Histochemical demonstration of copper in normal rat brain and spinal cord. Evidence of localization in glial cells.


The high sensitivity of the magnesium-dithizonate silver-dithizonate (MDSD) staining procedure makes this method very suitable for the histochemical localization of copper in different regions of the central nervous system of adult rats. In the telencephalon (bulbus olfactorius, nucleus caudatus-putamen, septum pellucidum and area dentata), diencephalon (nucleus habenulae medialis, nuclei of the hypothalamus in the vicinity of the third ventricle, and corpus mamillare), mesencephalon (substantia nigra), cerebellum (mainly in the nodulus), pons (locus coeruleus, nucleus vestibularis), medulla oblongata (nucleus tractus solitarii) and spinal cord, the glial cells exhibit specific copper staining.
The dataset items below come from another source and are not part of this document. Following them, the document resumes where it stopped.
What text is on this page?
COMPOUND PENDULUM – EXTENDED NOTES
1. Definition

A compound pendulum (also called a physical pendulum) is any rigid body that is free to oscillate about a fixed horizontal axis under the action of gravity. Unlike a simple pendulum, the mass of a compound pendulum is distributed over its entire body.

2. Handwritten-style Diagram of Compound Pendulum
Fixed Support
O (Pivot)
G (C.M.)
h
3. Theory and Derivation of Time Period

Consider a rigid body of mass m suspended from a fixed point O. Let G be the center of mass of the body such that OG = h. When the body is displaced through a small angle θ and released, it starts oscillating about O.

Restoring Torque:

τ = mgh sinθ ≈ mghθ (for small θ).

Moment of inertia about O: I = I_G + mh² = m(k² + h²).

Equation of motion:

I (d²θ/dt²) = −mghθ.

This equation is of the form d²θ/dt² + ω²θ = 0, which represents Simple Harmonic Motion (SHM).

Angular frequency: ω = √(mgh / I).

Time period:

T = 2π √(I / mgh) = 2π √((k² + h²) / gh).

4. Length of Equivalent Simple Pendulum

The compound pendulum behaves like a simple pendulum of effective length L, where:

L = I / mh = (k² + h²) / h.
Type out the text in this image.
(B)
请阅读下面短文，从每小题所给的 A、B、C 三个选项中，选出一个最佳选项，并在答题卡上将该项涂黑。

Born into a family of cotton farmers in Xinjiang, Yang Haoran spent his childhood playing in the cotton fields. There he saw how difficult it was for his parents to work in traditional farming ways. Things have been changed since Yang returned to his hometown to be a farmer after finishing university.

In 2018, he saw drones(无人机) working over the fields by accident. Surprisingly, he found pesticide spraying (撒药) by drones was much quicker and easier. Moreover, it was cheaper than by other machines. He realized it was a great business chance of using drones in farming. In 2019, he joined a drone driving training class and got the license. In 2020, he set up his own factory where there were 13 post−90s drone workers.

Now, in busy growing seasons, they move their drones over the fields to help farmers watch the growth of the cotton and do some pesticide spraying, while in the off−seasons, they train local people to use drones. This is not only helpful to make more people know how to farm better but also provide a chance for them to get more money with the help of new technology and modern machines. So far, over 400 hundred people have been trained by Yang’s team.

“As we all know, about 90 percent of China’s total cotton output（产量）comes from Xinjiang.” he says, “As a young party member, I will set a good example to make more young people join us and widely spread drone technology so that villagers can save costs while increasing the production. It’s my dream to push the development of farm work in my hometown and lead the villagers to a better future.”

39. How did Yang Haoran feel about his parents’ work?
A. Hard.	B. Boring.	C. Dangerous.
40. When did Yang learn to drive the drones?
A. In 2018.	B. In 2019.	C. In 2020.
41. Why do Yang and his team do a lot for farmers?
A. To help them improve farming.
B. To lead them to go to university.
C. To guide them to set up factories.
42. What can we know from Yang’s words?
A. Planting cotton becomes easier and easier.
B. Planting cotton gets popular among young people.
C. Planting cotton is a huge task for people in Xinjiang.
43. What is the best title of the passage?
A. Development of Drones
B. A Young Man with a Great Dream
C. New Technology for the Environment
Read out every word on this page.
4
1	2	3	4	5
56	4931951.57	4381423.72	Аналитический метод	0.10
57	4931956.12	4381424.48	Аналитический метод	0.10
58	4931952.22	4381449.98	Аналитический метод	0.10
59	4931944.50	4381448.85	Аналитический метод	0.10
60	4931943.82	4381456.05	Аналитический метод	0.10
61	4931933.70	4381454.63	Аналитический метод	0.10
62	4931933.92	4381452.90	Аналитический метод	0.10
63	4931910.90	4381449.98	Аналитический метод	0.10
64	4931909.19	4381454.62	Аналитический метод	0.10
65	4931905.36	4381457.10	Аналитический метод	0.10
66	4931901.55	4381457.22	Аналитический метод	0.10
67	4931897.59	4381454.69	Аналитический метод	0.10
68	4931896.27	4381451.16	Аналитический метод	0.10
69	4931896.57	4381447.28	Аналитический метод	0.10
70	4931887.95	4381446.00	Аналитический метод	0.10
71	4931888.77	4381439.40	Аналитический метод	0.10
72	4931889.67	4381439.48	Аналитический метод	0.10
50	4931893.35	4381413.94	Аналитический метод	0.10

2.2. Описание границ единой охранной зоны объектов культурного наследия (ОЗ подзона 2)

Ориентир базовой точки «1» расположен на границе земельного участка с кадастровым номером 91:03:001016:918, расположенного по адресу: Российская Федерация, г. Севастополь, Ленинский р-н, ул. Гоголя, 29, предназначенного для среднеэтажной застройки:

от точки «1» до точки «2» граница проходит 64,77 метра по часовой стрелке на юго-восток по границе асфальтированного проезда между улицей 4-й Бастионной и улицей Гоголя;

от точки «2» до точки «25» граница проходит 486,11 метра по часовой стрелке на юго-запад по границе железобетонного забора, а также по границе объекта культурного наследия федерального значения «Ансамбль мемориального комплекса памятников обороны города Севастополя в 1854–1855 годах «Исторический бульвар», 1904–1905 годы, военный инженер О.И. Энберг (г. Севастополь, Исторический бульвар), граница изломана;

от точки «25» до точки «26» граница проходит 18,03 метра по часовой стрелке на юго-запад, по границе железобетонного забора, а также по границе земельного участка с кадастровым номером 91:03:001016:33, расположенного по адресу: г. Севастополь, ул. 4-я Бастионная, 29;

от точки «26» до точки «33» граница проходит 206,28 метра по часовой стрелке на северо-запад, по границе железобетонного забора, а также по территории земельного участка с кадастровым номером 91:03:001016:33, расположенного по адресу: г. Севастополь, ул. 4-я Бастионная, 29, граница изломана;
The glial cells of some circumventricular organs (e.g. the subfornical organ) are also stained using the MDSD method. The significant staining observed in white-matter glial cells (e.g. in the corpus callosum, cerebellum and spinal cord) further indicates the very high sensitivity of this method. In glial cells of the same regions, the presence of copper can likewise be demonstrated using the modified sulphide silver method. On the basis of the present histochemical results, it is suggested that copper may play an important role in the normal physiological functioning of glial cells and also, via glial-neuron interactions, in neuronal processes.